Management of Right Parietal Infarct
The immediate next steps in managing a patient with a right parietal infarct should include admission to a specialized stroke or intensive care unit for close monitoring, comprehensive neurological assessment, and implementation of measures to prevent cerebral edema and secondary complications.

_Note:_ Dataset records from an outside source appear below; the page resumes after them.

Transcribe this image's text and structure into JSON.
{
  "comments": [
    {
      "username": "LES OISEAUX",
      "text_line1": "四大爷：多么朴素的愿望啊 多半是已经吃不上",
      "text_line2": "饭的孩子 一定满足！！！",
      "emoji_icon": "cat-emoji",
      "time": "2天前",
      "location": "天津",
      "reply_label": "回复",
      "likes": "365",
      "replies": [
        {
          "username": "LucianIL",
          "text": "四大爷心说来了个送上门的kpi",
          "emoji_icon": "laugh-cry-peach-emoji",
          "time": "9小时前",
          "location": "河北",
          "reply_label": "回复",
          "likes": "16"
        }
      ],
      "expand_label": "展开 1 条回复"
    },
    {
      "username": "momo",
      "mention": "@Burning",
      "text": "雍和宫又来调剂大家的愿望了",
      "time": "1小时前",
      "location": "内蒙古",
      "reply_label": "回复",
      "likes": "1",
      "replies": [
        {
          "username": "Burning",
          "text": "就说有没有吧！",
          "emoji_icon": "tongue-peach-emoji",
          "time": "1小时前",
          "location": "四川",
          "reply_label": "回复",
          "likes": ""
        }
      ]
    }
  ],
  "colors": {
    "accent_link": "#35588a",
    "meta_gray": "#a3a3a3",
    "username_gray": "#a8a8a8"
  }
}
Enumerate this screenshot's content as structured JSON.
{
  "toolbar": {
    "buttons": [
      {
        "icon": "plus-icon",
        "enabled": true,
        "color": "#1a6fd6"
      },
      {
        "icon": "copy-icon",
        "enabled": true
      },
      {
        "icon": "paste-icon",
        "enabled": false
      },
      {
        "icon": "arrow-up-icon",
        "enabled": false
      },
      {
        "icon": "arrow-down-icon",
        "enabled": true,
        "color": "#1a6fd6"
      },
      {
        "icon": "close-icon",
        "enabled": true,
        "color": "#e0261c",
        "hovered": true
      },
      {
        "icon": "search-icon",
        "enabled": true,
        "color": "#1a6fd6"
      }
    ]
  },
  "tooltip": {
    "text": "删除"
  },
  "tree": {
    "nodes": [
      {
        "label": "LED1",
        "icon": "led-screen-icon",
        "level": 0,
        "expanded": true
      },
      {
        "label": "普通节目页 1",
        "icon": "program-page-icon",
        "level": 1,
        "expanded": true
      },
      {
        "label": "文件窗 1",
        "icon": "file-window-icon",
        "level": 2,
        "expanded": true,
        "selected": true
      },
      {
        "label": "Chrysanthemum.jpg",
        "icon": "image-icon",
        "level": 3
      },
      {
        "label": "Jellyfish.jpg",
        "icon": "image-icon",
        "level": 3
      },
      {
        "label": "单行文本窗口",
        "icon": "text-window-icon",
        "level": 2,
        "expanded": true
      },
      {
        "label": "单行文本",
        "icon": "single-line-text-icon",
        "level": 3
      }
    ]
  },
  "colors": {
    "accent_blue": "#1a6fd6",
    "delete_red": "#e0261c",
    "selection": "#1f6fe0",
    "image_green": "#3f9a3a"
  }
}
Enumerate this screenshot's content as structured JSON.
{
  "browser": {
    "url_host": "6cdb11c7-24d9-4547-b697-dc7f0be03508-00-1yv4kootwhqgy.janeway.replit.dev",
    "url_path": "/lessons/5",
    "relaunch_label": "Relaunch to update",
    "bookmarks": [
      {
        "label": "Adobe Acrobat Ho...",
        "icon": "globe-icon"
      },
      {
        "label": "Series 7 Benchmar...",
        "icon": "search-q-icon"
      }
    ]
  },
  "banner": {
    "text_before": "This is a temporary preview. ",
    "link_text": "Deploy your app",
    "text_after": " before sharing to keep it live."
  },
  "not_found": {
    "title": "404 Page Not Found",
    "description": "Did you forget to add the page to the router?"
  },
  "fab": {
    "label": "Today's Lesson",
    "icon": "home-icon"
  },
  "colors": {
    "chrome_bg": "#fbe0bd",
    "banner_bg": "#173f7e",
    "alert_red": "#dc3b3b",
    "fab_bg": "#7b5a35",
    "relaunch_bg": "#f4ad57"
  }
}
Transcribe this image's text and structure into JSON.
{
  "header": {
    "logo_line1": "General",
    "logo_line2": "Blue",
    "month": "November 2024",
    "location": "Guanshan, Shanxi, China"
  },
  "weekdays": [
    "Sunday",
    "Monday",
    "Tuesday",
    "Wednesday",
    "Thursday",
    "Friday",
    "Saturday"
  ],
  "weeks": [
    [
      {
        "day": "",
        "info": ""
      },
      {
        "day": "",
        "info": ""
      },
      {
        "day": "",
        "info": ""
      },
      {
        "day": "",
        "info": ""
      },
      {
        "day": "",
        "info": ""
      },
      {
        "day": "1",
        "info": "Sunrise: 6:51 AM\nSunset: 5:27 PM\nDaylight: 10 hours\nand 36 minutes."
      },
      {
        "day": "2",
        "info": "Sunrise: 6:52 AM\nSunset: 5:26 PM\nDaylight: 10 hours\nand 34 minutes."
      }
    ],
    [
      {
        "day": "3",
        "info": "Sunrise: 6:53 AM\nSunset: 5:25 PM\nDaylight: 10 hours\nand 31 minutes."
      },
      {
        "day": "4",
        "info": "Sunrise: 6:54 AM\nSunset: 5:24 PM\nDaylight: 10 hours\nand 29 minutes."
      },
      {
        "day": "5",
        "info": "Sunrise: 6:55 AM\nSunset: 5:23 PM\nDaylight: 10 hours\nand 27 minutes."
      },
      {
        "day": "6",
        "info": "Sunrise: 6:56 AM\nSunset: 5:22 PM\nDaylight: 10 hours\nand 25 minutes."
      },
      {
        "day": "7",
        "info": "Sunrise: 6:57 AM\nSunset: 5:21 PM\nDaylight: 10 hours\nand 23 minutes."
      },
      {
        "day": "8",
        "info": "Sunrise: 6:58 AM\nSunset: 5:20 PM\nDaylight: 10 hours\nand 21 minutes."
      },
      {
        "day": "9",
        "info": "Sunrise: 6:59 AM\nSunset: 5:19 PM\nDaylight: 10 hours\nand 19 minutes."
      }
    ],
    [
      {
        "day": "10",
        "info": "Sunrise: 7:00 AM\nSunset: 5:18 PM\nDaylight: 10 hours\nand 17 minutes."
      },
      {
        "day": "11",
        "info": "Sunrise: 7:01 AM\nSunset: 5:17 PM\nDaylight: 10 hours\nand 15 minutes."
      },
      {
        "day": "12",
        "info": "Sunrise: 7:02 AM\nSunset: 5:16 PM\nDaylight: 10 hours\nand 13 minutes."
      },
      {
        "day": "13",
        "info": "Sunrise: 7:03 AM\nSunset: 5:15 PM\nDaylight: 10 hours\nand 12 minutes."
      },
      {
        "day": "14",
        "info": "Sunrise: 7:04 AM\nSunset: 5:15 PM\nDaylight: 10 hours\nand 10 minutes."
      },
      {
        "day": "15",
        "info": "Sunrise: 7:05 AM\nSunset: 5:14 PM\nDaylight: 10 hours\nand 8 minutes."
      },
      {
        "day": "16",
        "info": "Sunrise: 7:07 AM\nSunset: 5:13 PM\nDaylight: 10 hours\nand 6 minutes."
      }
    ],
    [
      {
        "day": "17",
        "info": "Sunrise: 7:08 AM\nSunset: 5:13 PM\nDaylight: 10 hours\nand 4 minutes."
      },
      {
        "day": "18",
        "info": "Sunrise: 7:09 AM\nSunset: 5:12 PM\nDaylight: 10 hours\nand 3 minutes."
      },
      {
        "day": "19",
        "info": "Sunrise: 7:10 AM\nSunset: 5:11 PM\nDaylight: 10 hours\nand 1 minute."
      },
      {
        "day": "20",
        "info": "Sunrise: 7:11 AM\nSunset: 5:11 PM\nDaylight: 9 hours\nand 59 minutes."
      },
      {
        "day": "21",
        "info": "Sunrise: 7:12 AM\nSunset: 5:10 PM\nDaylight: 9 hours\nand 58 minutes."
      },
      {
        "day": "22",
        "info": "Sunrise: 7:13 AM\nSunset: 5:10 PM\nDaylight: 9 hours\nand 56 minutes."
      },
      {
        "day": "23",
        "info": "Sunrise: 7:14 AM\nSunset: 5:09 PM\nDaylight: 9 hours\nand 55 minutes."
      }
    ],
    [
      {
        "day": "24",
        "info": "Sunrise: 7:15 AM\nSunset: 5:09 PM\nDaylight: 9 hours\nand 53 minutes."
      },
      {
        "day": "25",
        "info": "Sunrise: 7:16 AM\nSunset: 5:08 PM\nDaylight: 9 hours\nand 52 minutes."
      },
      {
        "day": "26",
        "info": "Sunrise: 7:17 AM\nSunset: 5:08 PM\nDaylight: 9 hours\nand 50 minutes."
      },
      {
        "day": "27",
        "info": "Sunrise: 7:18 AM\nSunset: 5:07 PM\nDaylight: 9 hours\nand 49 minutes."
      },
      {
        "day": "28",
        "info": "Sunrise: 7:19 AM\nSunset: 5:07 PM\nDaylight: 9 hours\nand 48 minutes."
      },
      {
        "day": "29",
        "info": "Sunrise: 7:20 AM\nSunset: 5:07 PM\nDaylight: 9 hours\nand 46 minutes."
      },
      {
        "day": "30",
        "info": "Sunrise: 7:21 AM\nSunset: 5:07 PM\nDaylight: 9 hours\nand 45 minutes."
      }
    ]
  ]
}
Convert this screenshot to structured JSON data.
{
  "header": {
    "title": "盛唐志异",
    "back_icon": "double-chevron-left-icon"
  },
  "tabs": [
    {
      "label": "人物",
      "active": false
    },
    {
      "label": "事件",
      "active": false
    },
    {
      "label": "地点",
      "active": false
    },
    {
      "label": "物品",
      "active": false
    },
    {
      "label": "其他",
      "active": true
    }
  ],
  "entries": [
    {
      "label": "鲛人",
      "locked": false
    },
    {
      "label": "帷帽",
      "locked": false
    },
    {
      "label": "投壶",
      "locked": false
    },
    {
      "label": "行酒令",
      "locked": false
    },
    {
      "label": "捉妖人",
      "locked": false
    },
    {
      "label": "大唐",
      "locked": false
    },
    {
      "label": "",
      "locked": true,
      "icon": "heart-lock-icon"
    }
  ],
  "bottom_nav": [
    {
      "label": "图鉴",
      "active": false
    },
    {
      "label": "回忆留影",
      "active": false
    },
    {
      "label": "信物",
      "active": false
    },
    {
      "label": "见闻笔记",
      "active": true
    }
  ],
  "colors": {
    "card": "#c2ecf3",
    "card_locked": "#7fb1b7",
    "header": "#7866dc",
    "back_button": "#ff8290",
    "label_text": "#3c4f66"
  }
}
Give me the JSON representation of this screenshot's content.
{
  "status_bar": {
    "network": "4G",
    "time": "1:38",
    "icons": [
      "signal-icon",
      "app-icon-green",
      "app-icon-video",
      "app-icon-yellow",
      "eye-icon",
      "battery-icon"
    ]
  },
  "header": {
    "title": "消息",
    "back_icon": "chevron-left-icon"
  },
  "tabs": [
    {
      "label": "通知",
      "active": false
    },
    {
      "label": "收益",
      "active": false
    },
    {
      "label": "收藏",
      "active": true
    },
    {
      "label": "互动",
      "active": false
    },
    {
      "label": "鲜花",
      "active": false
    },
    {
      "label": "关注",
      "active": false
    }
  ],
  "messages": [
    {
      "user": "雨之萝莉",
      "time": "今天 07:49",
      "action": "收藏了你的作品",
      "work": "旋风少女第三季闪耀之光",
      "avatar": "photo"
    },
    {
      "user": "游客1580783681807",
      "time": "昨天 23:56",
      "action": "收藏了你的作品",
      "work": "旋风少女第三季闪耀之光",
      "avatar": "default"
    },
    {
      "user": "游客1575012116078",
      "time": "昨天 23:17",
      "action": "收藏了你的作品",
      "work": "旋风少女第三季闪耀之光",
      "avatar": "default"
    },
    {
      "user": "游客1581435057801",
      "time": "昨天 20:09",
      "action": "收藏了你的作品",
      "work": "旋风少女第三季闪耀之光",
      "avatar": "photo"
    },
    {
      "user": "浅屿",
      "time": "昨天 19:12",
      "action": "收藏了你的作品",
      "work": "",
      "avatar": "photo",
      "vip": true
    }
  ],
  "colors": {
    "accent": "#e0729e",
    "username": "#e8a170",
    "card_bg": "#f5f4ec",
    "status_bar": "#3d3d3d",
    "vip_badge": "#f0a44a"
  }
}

Initial Triage and Monitoring
- Transfer to an intensive care or specialized stroke unit is essential for patients with a large territorial stroke to ensure close monitoring and comprehensive treatment 1
- If comprehensive care and timely neurosurgical intervention are not available locally, consider triage to a higher-level center 1
- Early neurosurgical consultation should be sought to facilitate planning for potential decompressive surgery if the patient deteriorates 1
- Continuous cardiac monitoring is recommended for all ischemic stroke patients, as insular lesions can lead to cardiac arrhythmias and sudden cardiac death 1
Neuroimaging Assessment
- A non-contrast CT scan of the brain is the first-line diagnostic test and modality of choice to monitor patients with cerebral infarcts with swelling 1
- Serial CT findings in the first 2 days are crucial to identify patients at high risk for developing symptomatic swelling 1
- MRI with diffusion-weighted imaging (DWI) is useful for assessing infarct volume, with volumes ≥80 mL predicting a rapid fulminant course 1
- Watch for early warning signs on imaging such as frank hypodensity within the first 6 hours, involvement of one-third or more of the MCA territory, and early midline shift 1
Management of Physiological Parameters
Blood Pressure Management
- Rapid lowering of blood pressure may induce worsening of neurological symptoms by reducing perfusion pressures to the ischemic area 1
- Arterial hypotension requires evaluation with advanced neurological nursing assessment and telemetry monitoring 1
- Treatment of hypotension consists of volume replacement with normal saline and correction of arrhythmias 1
Temperature Management
- Fever appears to exacerbate ischemic injury to neurons and is associated with increased morbidity and mortality 1
- Even a 1°F increase in temperature is a predictor of poorer patient outcome 1
- Begin acetaminophen treatment at 99.6°F to maintain normothermia 1
- Consider more rapid induction of cooling with indwelling catheter temperature control systems or surface cooling systems for persistent hyperthermia 1
Oxygenation
- Monitor oxygen saturation to reduce the risk of neurological deterioration related to hypoxemia 1
- Provide supplemental oxygen at 2-4 L/min for oxygen saturation <92% 1
- If oxygen saturation of 92% cannot be maintained, obtain arterial blood gases and a chest radiograph 1
- In the absence of hypoxemia, supplemental oxygen is not recommended 1
Prevention and Management of Complications
Cerebral Edema
- Closely monitor for signs of increasing intracranial pressure and cerebral edema, particularly in the first 2-4 days after stroke 1
- Hemorrhagic transformation is a common complication of severe stroke and may be associated with little change in neurological findings, worsening of existing deficits, or sudden rapid decline 1
- Transcranial Doppler sonography can be used as a non-invasive method of monitoring elevated ICP in patients with large infarctions 1
Airway Management
- Consider endotracheal intubation and mechanical ventilation if there is a decline in consciousness and inability to maintain a patent airway 1
Deep Vein Thrombosis Prevention
- Patients kept in bed because of stroke complications should receive prophylactic doses of a low-molecular-weight heparin to prevent deep vein thrombosis 1
Rehabilitation Planning
- Right parietal infarcts can cause specific neurological deficits including left-sided neglect, optic ataxia, and visuo-oculomotor disturbances 2
- These deficits may create unique challenges for rehabilitation and should be specifically addressed in the rehabilitation plan 3
- Early identification of these deficits is important for planning appropriate rehabilitation interventions 2
Special Considerations
- Right hemispheric infarcts have been associated with a higher incidence of arrhythmias, possibly due to sympathetic and parasympathetic nervous system dysfunction 1
- Patients with right parietal infarcts may present with left visual neglect and other spatial attention deficits that can complicate assessment and rehabilitation 4
- Be aware that sensory symptoms may sometimes be misinterpreted as conversion disorder in patients with parietal lobe infarcts 5
By following this structured approach to management, focusing on close monitoring, prevention of complications, and early rehabilitation planning, outcomes for patients with right parietal infarcts can be optimized.